Lots of on the job training

To the Editor:

Remember the education president? Well, welcome to the age of the OJT president — yes, on the job training.

A good example has resulted from the resignation of Secretary of State Colin Powell.

Powell, unfortunately, was the only real diplomat in the Bush administration. Sadly, his replacement is by far one of the least able of the Bush clique. However, on the job training will have to get her by.

Of course, you have heard that the latest replacement forces to be dispatched to Iraq will have a minimum of basic training — OJT again is the Bush solution — and of course you have heard that they will be building their own armored vehicles.

I guess that figures because the insurgents are building their own bombs.

Stay tuned folks for four more years of this idiocy.

Bob Casey

Wallowa County


Close terror-training institute

To the Editor:

I agree with President Bush when he says terrorism must not be tolerated, but we should lead by example.

We, as a democratic nation, must not allow terrorism to exist on our own soil. Yet, since 1946 the U.S. government has supported terrorism in the name of democracy.

First called the School of the Americas, our own terrorist-training institute was renamed the Western Hemisphere Institute for Security Cooperation or WHISC.

This institute began at a military training facility in Panama with the financial backing of the military budget. Under the terms of the Panama Canal Treaty, SOA was forced out of Panama in 1984. At that time, President Jorge Illueca of Panama called it the biggest base of destabilization in Latin America.

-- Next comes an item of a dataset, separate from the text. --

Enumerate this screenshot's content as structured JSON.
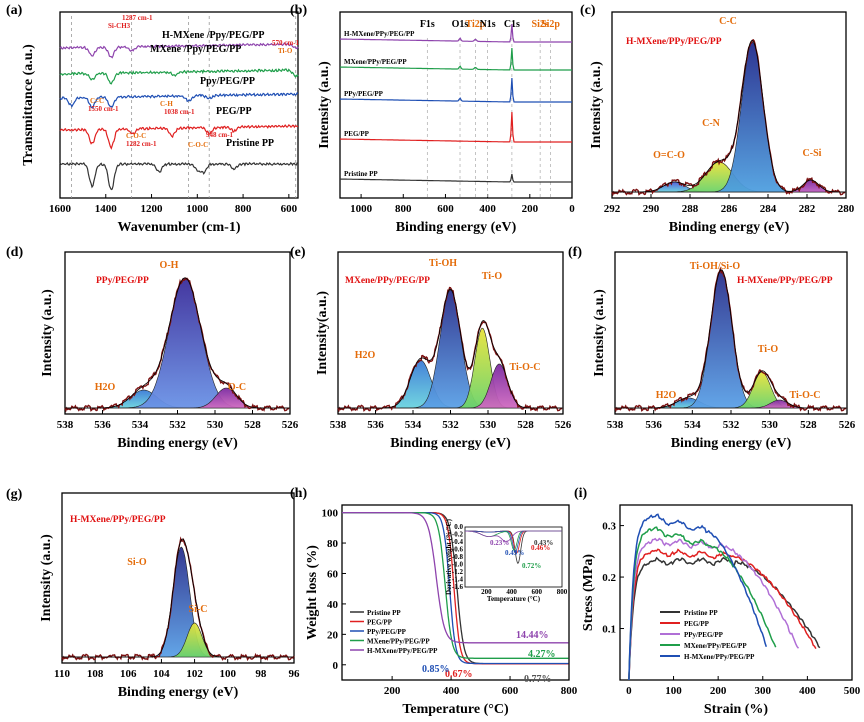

Since 1984, the school has been at Fort Benning, Ga., where up to 2,000 soldiers from Latin America and the Caribbean are trained each year. Now many may think our nation is helping to keep stability in these nations by training their military to defend their borders from foreign invasion.

But soldiers at WHISC are trained to defend their nations from their own people. These soldiers wield terror upon their own people, who rarely have the capability of defending themselves.

Advocates state that WHISC is a vital tool for implementing democracy, a key tool for U.S. foreign policy in Latin America. But of the 10 graduates who became heads of state, not one took power democratically.

Enough! As long as this institute remains on our soil we undermine our own efforts to bring an end to terrorism. How does this make the world a safer place?

Please join me in writing to your senators and representatives urging them to support bills in Congress to shut down our biggest terrorist-training institute.